The peace deal that wasn’t
Insurgent groups offer peace accord:
Eleven Sunni insurgent groups have offered to halt attacks on the US-led military if the Iraqi government and President Bush set a two-year timetable for withdrawing all foreign troops from the country, insurgent and government officials told The Associated Press on Wednesday.
The demand is part of a broad offer from the groups, who operate north of Baghdad in the heavily Sunni Arab provinces of Salahuddin and Diyala. Although much of the fighting has been to the west, those provinces have become increasingly violent and the attacks there have regularly crippled oil and commerce routes.
The groups do not include the powerful Islamic Army in Iraq, Muhammad Army and the Mujahedeen Shura Council, the umbrella label for eight militant groups including al-Qaida in Iraq. But the new offer comes at a time when Prime Minister Nouri al-Maliki's government is reaching out to militant Sunnis, including a new amnesty plan for insurgent fighters.

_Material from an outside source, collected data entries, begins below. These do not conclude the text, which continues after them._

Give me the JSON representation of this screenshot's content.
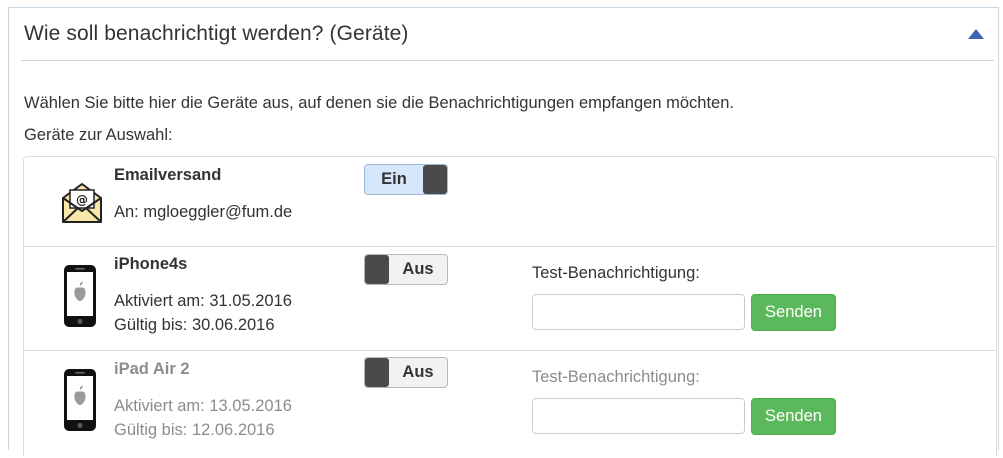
{
  "panel": {
    "title": "Wie soll benachrichtigt werden? (Geräte)",
    "collapse_icon": "triangle-up-icon",
    "accent_color": "#3c64b4"
  },
  "intro_text": "Wählen Sie bitte hier die Geräte aus, auf denen sie die Benachrichtigungen empfangen möchten.",
  "choice_label": "Geräte zur Auswahl:",
  "devices": [
    {
      "name": "Emailversand",
      "icon": "email-envelope-icon",
      "detail": "An: mgloeggler@fum.de",
      "toggle": "Ein",
      "state": "on"
    },
    {
      "name": "iPhone4s",
      "icon": "iphone-icon",
      "activated": "Aktiviert am: 31.05.2016",
      "valid_until": "Gültig bis: 30.06.2016",
      "toggle": "Aus",
      "state": "off",
      "test_label": "Test-Benachrichtigung:",
      "test_value": "",
      "send_label": "Senden"
    },
    {
      "name": "iPad Air 2",
      "icon": "ipad-icon",
      "activated": "Aktiviert am: 13.05.2016",
      "valid_until": "Gültig bis: 12.06.2016",
      "toggle": "Aus",
      "state": "off",
      "test_label": "Test-Benachrichtigung:",
      "test_value": "",
      "send_label": "Senden"
    }
  ],
  "colors": {
    "send_button": "#5cb85c",
    "toggle_on": "#d6e6fb",
    "toggle_knob": "#4a4a4a"
  }
}
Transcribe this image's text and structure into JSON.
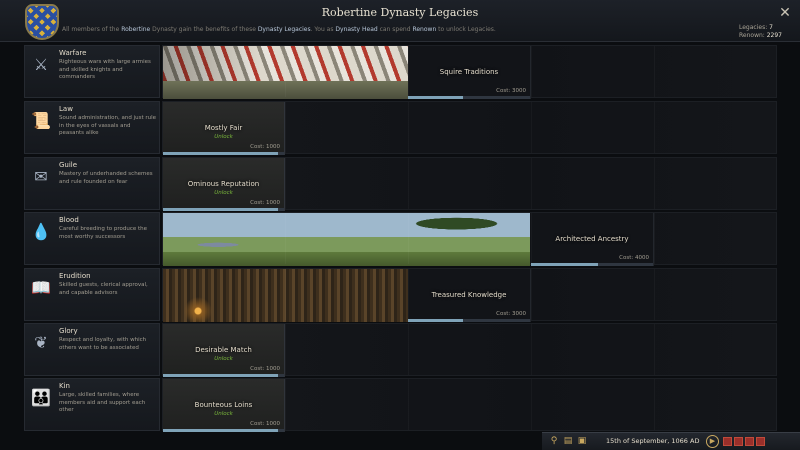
{
  "header": {
    "title": "Robertine Dynasty Legacies",
    "subtitle_prefix": "All members of the",
    "subtitle_dynasty": "Robertine",
    "subtitle_mid": "Dynasty gain the benefits of these",
    "subtitle_legacies": "Dynasty Legacies",
    "subtitle_mid2": ". You as",
    "subtitle_head": "Dynasty Head",
    "subtitle_mid3": "can spend",
    "subtitle_renown": "Renown",
    "subtitle_suffix": "to unlock Legacies.",
    "legacies_label": "Legacies:",
    "legacies_value": "7",
    "renown_label": "Renown:",
    "renown_value": "2297",
    "close_icon": "close-icon"
  },
  "rows": [
    {
      "name": "Warfare",
      "desc": "Righteous wars with large armies and skilled knights and commanders",
      "icon": "crossed-swords-icon",
      "next": {
        "name": "Squire Traditions",
        "cost": "Cost: 3000"
      }
    },
    {
      "name": "Law",
      "desc": "Sound administration, and just rule in the eyes of vassals and peasants alike",
      "icon": "scroll-icon",
      "next": {
        "name": "Mostly Fair",
        "unlock": "Unlock",
        "cost": "Cost: 1000"
      }
    },
    {
      "name": "Guile",
      "desc": "Mastery of underhanded schemes and rule founded on fear",
      "icon": "letter-icon",
      "next": {
        "name": "Ominous Reputation",
        "unlock": "Unlock",
        "cost": "Cost: 1000"
      }
    },
    {
      "name": "Blood",
      "desc": "Careful breeding to produce the most worthy successors",
      "icon": "blood-drop-icon",
      "next": {
        "name": "Architected Ancestry",
        "cost": "Cost: 4000"
      }
    },
    {
      "name": "Erudition",
      "desc": "Skilled guests, clerical approval, and capable advisors",
      "icon": "open-book-icon",
      "next": {
        "name": "Treasured Knowledge",
        "cost": "Cost: 3000"
      }
    },
    {
      "name": "Glory",
      "desc": "Respect and loyalty, with which others want to be associated",
      "icon": "laurel-icon",
      "next": {
        "name": "Desirable Match",
        "unlock": "Unlock",
        "cost": "Cost: 1000"
      }
    },
    {
      "name": "Kin",
      "desc": "Large, skilled families, where members aid and support each other",
      "icon": "family-icon",
      "next": {
        "name": "Bounteous Loins",
        "unlock": "Unlock",
        "cost": "Cost: 1000"
      }
    }
  ],
  "progress": {
    "warfare": 0.45,
    "law": 0.95,
    "guile": 0.95,
    "blood": 0.55,
    "erudition": 0.45,
    "glory": 0.95,
    "kin": 0.95
  },
  "bottombar": {
    "date": "15th of September, 1066 AD",
    "icons": [
      "magnifier-icon",
      "ledger-icon",
      "book-icon"
    ],
    "play_icon": "play-icon"
  }
}
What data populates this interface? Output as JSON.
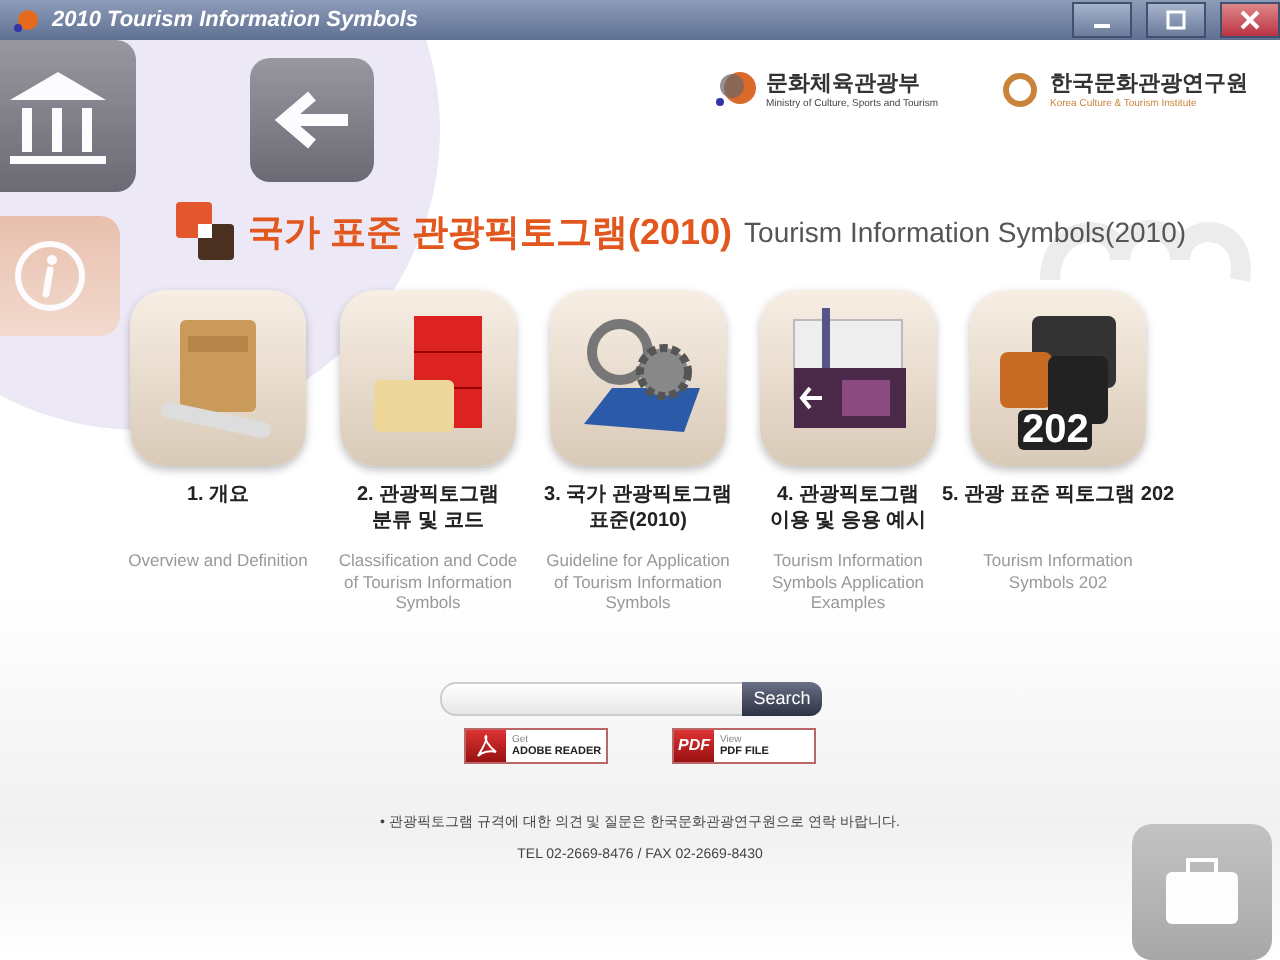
{
  "window": {
    "title": "2010 Tourism Information Symbols"
  },
  "logos": [
    {
      "name": "문화체육관광부",
      "subtitle": "Ministry of Culture, Sports and Tourism"
    },
    {
      "name": "한국문화관광연구원",
      "subtitle": "Korea Culture & Tourism Institute"
    }
  ],
  "heading": {
    "korean": "국가 표준 관광픽토그램(2010)",
    "english": "Tourism Information Symbols(2010)"
  },
  "menu": [
    {
      "title_lines": [
        "1. 개요"
      ],
      "description": "Overview and Definition"
    },
    {
      "title_lines": [
        "2. 관광픽토그램",
        "분류 및 코드"
      ],
      "description": "Classification and Code of Tourism Information Symbols"
    },
    {
      "title_lines": [
        "3. 국가 관광픽토그램",
        "표준(2010)"
      ],
      "description": "Guideline for Application of Tourism Information Symbols"
    },
    {
      "title_lines": [
        "4. 관광픽토그램",
        "이용 및 응용 예시"
      ],
      "description": "Tourism Information Symbols Application Examples"
    },
    {
      "title_lines": [
        "5. 관광 표준 픽토그램 202"
      ],
      "icon_text": "202",
      "description": "Tourism Information Symbols 202"
    }
  ],
  "search": {
    "button": "Search"
  },
  "downloads": [
    {
      "kind": "reader",
      "small": "Get",
      "label": "ADOBE READER"
    },
    {
      "kind": "pdf",
      "badge": "PDF",
      "small": "View",
      "label": "PDF FILE"
    }
  ],
  "footer": {
    "note": "• 관광픽토그램 규격에 대한 의견 및 질문은 한국문화관광연구원으로 연락 바랍니다.",
    "contact": "TEL 02-2669-8476 / FAX 02-2669-8430"
  }
}
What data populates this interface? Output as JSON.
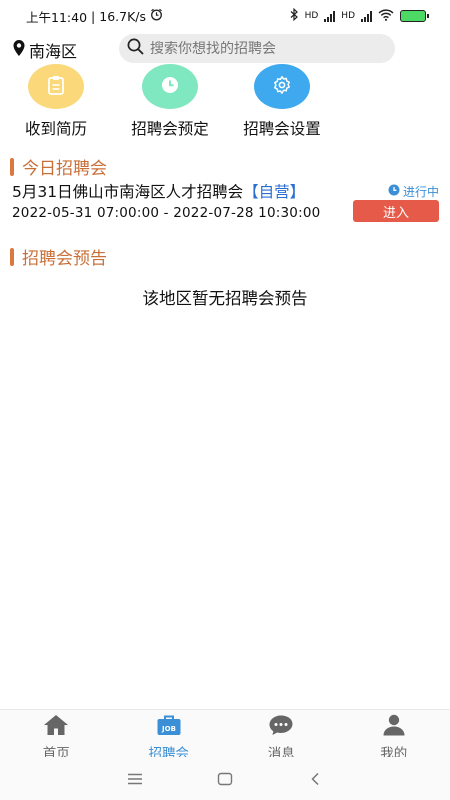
{
  "status_bar": {
    "time": "上午11:40",
    "separator": "|",
    "speed": "16.7K/s",
    "signal1_label": "HD",
    "signal2_label": "HD"
  },
  "top_bar": {
    "location": "南海区",
    "search_placeholder": "搜索你想找的招聘会"
  },
  "actions": [
    {
      "label": "收到简历",
      "color": "#fbd97a",
      "icon": "clipboard-icon"
    },
    {
      "label": "招聘会预定",
      "color": "#7fe8c0",
      "icon": "clock-icon"
    },
    {
      "label": "招聘会设置",
      "color": "#3ea9ee",
      "icon": "gear-icon"
    }
  ],
  "today_section": {
    "title": "今日招聘会",
    "fairs": [
      {
        "name": "5月31日佛山市南海区人才招聘会",
        "tag": "【自营】",
        "status": "进行中",
        "time": "2022-05-31 07:00:00 - 2022-07-28 10:30:00",
        "enter_label": "进入"
      }
    ]
  },
  "preview_section": {
    "title": "招聘会预告",
    "empty_message": "该地区暂无招聘会预告"
  },
  "bottom_nav": [
    {
      "label": "首页",
      "icon": "home-icon",
      "active": false
    },
    {
      "label": "招聘会",
      "icon": "job-fair-icon",
      "active": true,
      "icon_text": "JOB"
    },
    {
      "label": "消息",
      "icon": "message-icon",
      "active": false
    },
    {
      "label": "我的",
      "icon": "user-icon",
      "active": false
    }
  ],
  "colors": {
    "accent": "#3a8fd6",
    "section_title": "#c9703a",
    "enter_button": "#e55a49"
  }
}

We’re dreaming if we think Team Chimp would ever accept these terms. First of all, its not so much an offer than it is a reiteration of the same demands implicit from the very beginning and merely echoes bin Laden’s and the World Islamic Front’s for peace in exchange for regional withdrawal. Secondly, it flies in the face of Bush’s overall plan to establish 14 permanent military bases in the country. Yet I’ve little doubt that the administration will tout this as progress and milk it for all it’s worth.